Initially, the CISE team will go to the chalkboard, hashing out the theories and principles underlying sensor networks. “We’ll be conceptualizing these new technologies and abstracting them to pictures, equations, and computer-based simulations,” Cassandras says. “One of our main tasks is to develop algorithms — systematic and methodical ways of doing something more efficiently — to make good decisions and get this information and technology to people who can implement it.”
Down the road, members of the team will also develop a test bed at BU to experiment with sensor network designs. To start, however, the UMass faculty will be principally involved in building and testing sensor hardware. Researchers there have been designing ball bearings with tiny sensors that monitor vibrations and send a wireless signal when the ball bearing is breaking down and needs to be changed.
The CISE team believes sensor networks will play an important role in large-scale industrial settings. In factories, for instance, sensors will be embedded in tools and machines to identify problems before they cause catastrophic failures. A variety of sensors could be used to keep track of fuel and raw materials at every step of production, says Paschalidis, providing a real-time inventory that would dramatically improve planning and supply chain management. The smart washing machine is an example of the potential for postmanufacturing product monitoring. “What we’re headed for is a day in which products essentially will repair themselves,” Baillieul says, “or communicate with the factory about what’s gone wrong and what needs to be done.”

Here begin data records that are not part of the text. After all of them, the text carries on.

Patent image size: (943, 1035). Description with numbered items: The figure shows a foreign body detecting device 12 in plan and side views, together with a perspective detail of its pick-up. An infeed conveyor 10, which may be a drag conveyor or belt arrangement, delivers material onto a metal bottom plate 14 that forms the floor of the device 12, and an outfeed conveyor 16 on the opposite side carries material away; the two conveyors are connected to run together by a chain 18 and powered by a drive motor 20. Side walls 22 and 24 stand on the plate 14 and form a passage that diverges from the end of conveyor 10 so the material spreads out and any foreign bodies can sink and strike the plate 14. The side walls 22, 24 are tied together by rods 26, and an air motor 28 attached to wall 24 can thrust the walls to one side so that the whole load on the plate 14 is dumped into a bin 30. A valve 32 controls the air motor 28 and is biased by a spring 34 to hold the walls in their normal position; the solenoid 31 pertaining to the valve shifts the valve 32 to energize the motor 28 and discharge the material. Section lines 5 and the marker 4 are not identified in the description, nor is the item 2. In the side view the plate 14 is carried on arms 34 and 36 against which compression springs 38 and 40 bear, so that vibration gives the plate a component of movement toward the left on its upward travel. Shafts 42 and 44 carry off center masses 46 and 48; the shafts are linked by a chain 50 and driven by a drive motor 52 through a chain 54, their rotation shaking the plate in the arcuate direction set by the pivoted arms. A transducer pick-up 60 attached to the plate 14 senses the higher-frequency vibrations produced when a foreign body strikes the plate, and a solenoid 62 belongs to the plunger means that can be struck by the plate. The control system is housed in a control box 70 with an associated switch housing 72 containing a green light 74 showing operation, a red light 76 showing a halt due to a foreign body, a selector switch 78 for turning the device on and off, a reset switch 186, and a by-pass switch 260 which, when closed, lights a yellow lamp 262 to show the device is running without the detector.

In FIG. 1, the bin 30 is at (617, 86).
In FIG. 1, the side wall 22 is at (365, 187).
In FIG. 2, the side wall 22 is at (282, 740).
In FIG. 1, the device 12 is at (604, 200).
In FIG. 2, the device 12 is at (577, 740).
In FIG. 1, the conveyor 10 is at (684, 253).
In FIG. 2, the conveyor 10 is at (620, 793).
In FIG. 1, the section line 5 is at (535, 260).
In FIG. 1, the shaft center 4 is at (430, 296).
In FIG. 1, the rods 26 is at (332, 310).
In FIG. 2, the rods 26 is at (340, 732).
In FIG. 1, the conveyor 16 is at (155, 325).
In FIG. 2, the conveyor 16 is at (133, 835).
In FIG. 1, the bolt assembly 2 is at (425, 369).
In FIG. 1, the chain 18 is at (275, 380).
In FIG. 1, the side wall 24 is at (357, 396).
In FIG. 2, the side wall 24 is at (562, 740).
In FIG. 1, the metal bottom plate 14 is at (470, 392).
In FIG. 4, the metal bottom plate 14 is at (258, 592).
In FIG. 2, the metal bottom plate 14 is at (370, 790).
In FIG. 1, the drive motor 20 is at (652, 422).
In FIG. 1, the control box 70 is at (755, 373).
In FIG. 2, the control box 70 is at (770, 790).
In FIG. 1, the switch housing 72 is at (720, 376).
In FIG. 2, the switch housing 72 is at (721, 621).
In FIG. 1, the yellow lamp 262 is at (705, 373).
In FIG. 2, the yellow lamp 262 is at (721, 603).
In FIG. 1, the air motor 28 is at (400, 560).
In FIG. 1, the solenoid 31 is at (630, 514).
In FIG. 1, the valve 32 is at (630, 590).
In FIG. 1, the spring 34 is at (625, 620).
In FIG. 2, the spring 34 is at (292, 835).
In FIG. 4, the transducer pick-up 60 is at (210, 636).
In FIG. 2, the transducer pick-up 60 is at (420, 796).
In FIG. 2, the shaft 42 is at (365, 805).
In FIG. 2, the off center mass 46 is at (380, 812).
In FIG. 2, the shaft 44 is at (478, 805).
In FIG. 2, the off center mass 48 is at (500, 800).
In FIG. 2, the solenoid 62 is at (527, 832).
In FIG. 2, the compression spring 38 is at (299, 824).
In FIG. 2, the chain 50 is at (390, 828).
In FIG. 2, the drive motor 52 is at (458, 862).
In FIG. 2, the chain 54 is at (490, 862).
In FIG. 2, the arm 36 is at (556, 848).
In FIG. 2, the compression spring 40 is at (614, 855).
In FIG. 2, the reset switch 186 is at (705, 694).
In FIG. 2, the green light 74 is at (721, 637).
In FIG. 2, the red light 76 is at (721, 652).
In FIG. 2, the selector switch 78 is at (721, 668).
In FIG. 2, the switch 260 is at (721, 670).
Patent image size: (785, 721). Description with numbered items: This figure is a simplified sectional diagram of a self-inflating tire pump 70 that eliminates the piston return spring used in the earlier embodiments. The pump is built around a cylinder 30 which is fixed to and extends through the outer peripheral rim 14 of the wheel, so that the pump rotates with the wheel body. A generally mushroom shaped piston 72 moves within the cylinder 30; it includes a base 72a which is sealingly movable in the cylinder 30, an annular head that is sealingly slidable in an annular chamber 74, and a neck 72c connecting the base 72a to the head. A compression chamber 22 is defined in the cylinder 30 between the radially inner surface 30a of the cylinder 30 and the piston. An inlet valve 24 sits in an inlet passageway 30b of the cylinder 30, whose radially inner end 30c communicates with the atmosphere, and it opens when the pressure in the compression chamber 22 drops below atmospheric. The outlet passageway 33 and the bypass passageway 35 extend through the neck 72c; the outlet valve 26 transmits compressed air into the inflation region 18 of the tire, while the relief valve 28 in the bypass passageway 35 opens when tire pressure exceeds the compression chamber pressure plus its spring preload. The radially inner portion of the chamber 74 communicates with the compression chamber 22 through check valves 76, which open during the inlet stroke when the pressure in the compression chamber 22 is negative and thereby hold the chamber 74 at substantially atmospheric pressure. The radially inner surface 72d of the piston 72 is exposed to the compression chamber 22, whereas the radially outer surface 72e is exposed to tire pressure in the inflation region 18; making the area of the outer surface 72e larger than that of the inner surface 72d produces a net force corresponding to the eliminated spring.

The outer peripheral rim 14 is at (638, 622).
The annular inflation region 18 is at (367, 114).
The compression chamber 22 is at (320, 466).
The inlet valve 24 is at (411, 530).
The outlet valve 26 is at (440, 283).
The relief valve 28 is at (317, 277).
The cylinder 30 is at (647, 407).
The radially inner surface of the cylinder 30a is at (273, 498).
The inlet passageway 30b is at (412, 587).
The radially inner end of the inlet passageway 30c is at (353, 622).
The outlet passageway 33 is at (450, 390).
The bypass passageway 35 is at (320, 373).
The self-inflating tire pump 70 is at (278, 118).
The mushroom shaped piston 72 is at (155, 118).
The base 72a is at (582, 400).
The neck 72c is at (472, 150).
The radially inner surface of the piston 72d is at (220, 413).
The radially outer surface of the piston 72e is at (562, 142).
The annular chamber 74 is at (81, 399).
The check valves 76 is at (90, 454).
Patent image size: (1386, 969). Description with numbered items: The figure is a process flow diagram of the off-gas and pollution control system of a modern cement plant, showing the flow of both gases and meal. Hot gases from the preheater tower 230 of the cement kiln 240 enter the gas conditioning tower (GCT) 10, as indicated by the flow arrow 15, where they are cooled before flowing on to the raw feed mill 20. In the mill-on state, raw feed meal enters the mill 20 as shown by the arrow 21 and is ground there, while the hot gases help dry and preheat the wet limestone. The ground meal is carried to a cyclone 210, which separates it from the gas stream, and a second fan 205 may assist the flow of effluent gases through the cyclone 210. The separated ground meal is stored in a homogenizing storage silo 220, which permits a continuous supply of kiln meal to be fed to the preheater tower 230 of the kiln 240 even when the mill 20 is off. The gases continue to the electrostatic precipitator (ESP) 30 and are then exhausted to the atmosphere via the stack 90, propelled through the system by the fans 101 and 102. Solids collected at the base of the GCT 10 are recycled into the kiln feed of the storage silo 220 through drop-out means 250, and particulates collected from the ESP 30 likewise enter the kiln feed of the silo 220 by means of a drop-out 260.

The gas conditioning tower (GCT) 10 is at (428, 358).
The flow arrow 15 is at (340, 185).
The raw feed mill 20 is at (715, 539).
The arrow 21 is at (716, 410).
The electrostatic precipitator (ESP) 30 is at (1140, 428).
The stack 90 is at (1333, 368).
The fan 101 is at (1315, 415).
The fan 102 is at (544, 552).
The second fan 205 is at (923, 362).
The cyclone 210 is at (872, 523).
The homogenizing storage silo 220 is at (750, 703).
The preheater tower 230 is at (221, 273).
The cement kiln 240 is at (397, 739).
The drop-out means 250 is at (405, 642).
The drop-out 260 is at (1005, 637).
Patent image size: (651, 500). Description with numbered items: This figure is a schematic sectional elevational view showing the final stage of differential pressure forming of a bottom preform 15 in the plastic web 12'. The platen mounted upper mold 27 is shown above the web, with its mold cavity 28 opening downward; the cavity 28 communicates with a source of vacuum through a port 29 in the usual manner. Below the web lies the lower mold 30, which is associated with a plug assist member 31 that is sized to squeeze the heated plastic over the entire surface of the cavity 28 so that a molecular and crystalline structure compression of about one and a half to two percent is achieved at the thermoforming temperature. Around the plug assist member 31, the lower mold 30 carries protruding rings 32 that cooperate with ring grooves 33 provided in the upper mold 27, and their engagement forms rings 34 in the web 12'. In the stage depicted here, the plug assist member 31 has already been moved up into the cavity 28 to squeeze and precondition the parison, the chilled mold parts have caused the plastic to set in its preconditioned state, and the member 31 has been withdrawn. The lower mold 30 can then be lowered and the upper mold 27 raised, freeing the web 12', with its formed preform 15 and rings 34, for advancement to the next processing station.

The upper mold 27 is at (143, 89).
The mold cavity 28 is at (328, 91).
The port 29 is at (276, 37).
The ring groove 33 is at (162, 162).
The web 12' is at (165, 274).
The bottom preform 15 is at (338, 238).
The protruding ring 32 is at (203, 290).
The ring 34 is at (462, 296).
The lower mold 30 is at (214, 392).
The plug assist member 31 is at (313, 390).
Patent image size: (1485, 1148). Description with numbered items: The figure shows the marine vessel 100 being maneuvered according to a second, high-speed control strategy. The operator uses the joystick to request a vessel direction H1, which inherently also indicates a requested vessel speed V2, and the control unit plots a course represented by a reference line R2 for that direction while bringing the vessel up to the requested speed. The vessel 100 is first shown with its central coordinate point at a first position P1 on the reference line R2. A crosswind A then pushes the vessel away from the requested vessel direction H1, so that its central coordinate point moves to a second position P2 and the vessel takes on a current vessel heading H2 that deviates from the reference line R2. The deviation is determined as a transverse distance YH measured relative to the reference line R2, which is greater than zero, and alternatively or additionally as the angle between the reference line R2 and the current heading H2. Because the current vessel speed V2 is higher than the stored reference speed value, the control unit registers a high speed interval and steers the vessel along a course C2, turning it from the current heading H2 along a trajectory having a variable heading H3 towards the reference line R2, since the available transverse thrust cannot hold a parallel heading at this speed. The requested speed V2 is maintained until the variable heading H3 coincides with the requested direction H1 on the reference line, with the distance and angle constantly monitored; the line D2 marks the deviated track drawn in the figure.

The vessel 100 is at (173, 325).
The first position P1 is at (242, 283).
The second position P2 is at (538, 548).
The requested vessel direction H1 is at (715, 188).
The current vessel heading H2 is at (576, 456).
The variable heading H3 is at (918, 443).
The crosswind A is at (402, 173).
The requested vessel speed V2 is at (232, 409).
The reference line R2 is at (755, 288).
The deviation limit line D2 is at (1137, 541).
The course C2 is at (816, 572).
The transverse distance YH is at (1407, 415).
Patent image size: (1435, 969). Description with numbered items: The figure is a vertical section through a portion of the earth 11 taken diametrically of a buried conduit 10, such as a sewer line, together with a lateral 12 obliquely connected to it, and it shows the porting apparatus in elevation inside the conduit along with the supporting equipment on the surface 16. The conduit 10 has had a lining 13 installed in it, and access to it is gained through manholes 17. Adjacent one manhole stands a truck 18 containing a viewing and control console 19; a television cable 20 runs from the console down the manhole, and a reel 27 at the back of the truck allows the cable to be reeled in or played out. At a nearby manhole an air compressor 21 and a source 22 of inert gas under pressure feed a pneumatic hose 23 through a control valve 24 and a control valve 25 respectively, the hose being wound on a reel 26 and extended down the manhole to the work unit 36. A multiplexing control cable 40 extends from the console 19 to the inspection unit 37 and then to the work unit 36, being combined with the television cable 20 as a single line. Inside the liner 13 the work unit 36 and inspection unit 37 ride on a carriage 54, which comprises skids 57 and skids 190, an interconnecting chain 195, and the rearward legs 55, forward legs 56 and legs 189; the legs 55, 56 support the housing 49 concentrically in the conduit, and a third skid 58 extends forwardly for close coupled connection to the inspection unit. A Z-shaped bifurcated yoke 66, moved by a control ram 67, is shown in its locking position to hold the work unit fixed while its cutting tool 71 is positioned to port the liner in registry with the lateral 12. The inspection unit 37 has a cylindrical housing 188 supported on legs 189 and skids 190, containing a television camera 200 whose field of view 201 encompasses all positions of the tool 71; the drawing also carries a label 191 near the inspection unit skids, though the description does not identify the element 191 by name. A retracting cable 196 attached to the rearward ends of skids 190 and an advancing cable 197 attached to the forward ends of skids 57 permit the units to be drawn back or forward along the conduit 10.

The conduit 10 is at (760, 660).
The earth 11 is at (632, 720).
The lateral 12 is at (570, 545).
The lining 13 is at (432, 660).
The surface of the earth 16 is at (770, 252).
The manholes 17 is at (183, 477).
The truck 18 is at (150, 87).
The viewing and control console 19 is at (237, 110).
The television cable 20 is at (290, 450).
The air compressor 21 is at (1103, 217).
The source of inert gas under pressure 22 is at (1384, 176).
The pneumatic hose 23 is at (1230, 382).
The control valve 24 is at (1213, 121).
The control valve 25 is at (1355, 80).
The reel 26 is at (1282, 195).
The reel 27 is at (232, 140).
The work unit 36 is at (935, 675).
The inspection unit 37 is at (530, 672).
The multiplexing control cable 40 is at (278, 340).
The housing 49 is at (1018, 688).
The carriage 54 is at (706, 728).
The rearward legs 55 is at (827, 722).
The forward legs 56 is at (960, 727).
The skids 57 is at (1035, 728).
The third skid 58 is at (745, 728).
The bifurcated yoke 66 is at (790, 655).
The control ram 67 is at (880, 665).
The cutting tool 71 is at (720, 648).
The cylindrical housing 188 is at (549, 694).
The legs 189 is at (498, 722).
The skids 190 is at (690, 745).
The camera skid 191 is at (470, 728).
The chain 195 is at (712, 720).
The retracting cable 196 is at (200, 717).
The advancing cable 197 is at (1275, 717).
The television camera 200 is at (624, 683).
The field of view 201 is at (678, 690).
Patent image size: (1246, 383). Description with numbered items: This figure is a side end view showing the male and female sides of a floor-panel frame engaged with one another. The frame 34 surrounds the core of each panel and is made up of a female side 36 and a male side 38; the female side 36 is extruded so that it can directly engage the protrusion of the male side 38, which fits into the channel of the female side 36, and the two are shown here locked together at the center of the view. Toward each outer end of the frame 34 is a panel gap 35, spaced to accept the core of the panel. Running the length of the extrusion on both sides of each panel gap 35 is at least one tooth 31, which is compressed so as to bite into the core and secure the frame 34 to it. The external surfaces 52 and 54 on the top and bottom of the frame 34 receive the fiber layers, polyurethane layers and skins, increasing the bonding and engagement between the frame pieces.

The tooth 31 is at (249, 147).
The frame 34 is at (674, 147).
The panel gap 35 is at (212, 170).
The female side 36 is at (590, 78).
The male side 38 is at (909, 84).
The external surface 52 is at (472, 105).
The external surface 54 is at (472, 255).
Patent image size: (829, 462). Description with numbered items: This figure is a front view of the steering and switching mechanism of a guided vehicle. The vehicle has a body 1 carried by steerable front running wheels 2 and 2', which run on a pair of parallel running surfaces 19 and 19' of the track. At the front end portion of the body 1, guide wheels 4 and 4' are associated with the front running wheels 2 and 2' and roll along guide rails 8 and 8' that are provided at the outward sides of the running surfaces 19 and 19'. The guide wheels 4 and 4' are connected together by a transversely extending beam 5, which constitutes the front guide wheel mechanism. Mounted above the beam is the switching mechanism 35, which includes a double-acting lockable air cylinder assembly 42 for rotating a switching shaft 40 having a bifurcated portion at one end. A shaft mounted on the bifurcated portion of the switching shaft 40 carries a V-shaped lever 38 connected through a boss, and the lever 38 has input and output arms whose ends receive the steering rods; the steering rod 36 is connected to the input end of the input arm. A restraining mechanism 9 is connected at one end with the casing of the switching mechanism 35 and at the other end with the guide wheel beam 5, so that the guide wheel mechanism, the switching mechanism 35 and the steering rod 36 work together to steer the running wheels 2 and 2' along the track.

Locating personnel and mobile equipment such as forklifts within an industrial campus can be a major bottleneck to efficiency and safety, Cassandras says. By tagging these mobile elements with radio frequency identification tags (RFIDs), similar to the EZ-pass units used on the Massachusetts Turnpike, companies would have a real-time map of the location of each item. RFIDs are also expected to have a major impact in retail. Instead of bar codes, items in the supermarket and department stores will have tiny RFIDs that identify themselves to sensors on the shelves, giving companies valuable real-time inventories.
The major challenge for the CISE team will be integrating different kinds of information from sensors that are built to monitor different things. “Computers talk to each over the Internet,” Cassandras says. “That’s fascinating, but relatively simple. What we’re dealing with in sensor networks are heterogeneous devices that are taking qualitatively different measurements at different rates. It’s not just the exchange of information. There’s also the element of motion in the different sensors, and the fact that they are essentially speaking different languages.”
As the CISE team wrestles with the management of sensor networks, it is prepared to adapt to the rapidly evolving sensor technologies that will undoubtedly develop in the coming years. “As a group, we’ve done a lot of work in other areas that are cutting edge,” says Cassandras. “But this is really one situation where we don’t know what’s going to happen in fundamental technology three years down the line.”